By David Smith on Tuesday, January 27, 2004 - 03:49 am:
Hi there,
I have ran out of possible causes and solutions to the following problem, any help would be most appreciated.
We currently analyse for the US EPA 16 PAHs using HPLC with diode array and fluorescence detection.
Normally the analysis runs well, however recently we have been experiencing problems with only 1 of the 16 compounds, benzo (a) pyrene. As the run progresses the response for the QC standards (both area and height) increases on both channels. The repsonse for all other compounds remains constant. In some cases the response has increased by 150% by the end of the run. Peak shape, and resolution are fine throughout.
My first thought was carryover, however blanks are clear from any interference on both channels at the specific retention time. Also there were samples in the run for which BAP was absent.

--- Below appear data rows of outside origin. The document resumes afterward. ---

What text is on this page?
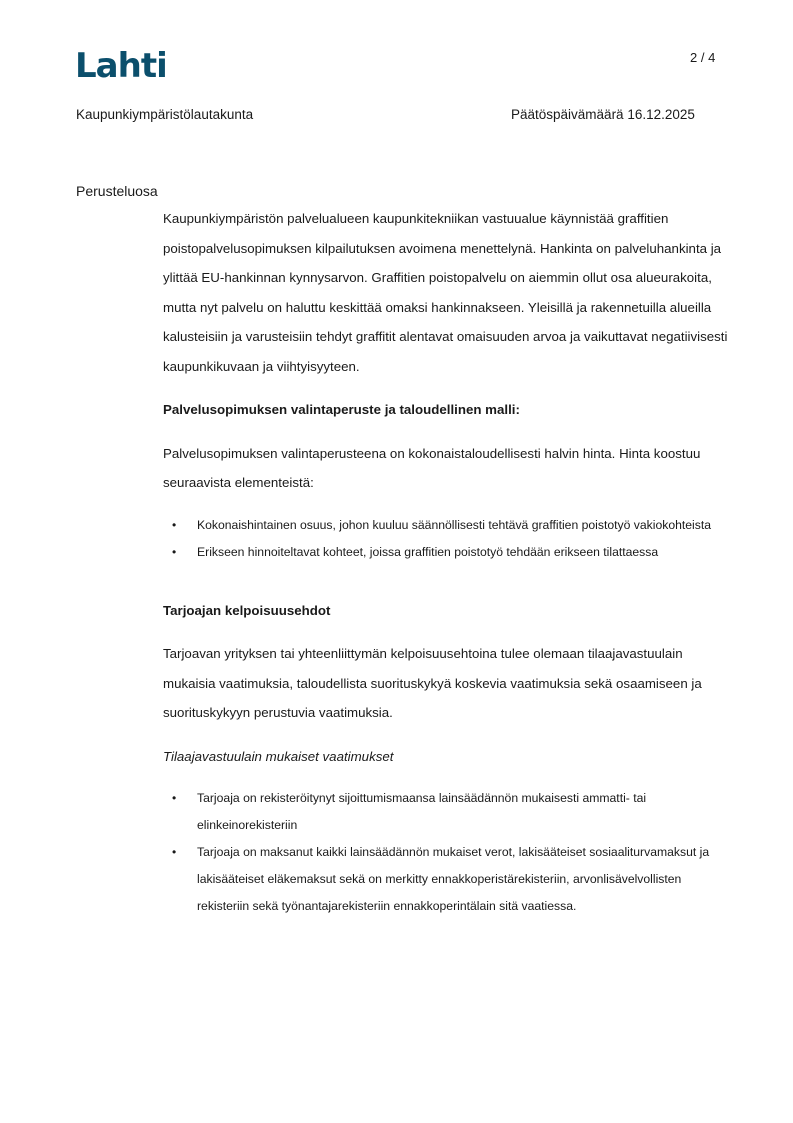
Lahti	2 / 4
Kaupunkiympäristölautakunta	Päätöspäivämäärä 16.12.2025
Perusteluosa

Kaupunkiympäristön palvelualueen kaupunkitekniikan vastuualue käynnistää graffitien poistopalvelusopimuksen kilpailutuksen avoimena menettelynä. Hankinta on palveluhankinta ja ylittää EU-hankinnan kynnysarvon. Graffitien poistopalvelu on aiemmin ollut osa alueurakoita, mutta nyt palvelu on haluttu keskittää omaksi hankinnakseen. Yleisillä ja rakennetuilla alueilla kalusteisiin ja varusteisiin tehdyt graffitit alentavat omaisuuden arvoa ja vaikuttavat negatiivisesti kaupunkikuvaan ja viihtyisyyteen.

Palvelusopimuksen valintaperuste ja taloudellinen malli:

Palvelusopimuksen valintaperusteena on kokonaistaloudellisesti halvin hinta. Hinta koostuu seuraavista elementeistä:

• Kokonaishintainen osuus, johon kuuluu säännöllisesti tehtävä graffitien poistotyö vakiokohteista
• Erikseen hinnoiteltavat kohteet, joissa graffitien poistotyö tehdään erikseen tilattaessa
Tarjoajan kelpoisuusehdot

Tarjoavan yrityksen tai yhteenliittymän kelpoisuusehtoina tulee olemaan tilaajavastuulain mukaisia vaatimuksia, taloudellista suorituskykyä koskevia vaatimuksia sekä osaamiseen ja suorituskykyyn perustuvia vaatimuksia.

Tilaajavastuulain mukaiset vaatimukset
• Tarjoaja on rekisteröitynyt sijoittumismaansa lainsäädännön mukaisesti ammatti- tai elinkeinorekisteriin
• Tarjoaja on maksanut kaikki lainsäädännön mukaiset verot, lakisääteiset sosiaaliturvamaksut ja lakisääteiset eläkemaksut sekä on merkitty ennakkoperistärekisteriin, arvonlisävelvollisten rekisteriin sekä työnantajarekisteriin ennakkoperintälain sitä vaatiessa.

An increase in lamp intesity for both detectors has been ruled out as well as all other compounds are unaffected.
If it was injector related then i assumed that all compounds would be effected equally which is not the case.
If it was column related then i would expect poor chromatography, however again this is not the case.
I have also thought it may be standard related, either the solutions themselves or the way they are prepared for analysis. I have ruled out the solutions as the first QC in the run is always within expected limits. I have also excluded the preparation. The calibration and QC stds are prepared fresh for each run using a Hamilton diluter, any volume errros would effect all componenets not just one.
As i said above any help on this would be much appreciated.
Kind regards
David
By Andreas Neumaier on Tuesday, January 27, 2004 - 06:11 am:
If only one compound is effected, I think that problem is column-related.
Does the problem disappear when you use another column?
The only explanation I can think of is that BAP was partially absorbed by the column and right now the column is saturated with BAP.
This explanation indicates that when reanalysing older samples you have to find the same result for BAP, regardless of changes in response.
When PAHs can be flushed from the column with THF purge the column overnight with a mixture of THF/ACN (1:1 or 2:1 - ACN for lowering pressure).
Next day repeat the last sequence and the response should be as normal as before.
By Einar Pontén - SeQuant AB on Tuesday, January 27, 2004 - 03:57 pm:
Tricky problem.
Although it still sometimes is seen that a certain number of injections are required to saturate a column, in order to get stable peak response, it seems to be a less likely explanation since only one compound is affected.
There are 16 PAH's injected and they bear quite similar properties and would all contibute to a "deactivation" of non specific sites on the column support, not only B(a)P.
What about the retention time does that change as well? What type of vials are used for the samples that I suppose are in a autoinjector? Are the samples exposed to ambient light?
By dsmith on Wednesday, January 28, 2004 - 09:41 am:
Andreas/ Einar,
Thanks for your replys.
Andreas, i will certainly try another column however if it were the fact that the column was saturated with BAP then why is the BAP not leaching in the blanks or the samples? The QC stds are bracketing approx 4 samples, some of which show no BAP. Thanks for the flush solvents.
Einar, the RTs remain unchanged. We use amber, crimp top vials. The system is a Waters 2695, the sample compartment is not temperature controlled however the lab is.
Anymore suggestions welcomed.
Cheers
David
By Uwe Neue on Friday, January 30, 2004 - 05:55 pm:
I have occasionally seen strange and selective adsorption of compounds on injector seals. This should show up in blank runs, but it requires that the blank injection uses the same solvent as the standard injection. Did you do this?
By dsmith on Monday, February 2, 2004 - 01:45 am:
Hi Uwe,
The samples are in 100% ACN, as are the blanks.
By Andreas Neumaier on Monday, February 2, 2004 - 03:30 am:
Hi David,
saturation don't have to give a peak on a blank run. With basic compounds this happens, caused by reversible interaction with acidic silanol groups, but with unpolar compounds I don't know the mechanism behind this phenomen.
The rare occasions I have seen this were independend of the hplc system.
How old is your column?
I have seen this happening with columns which were used for some time and with the same application.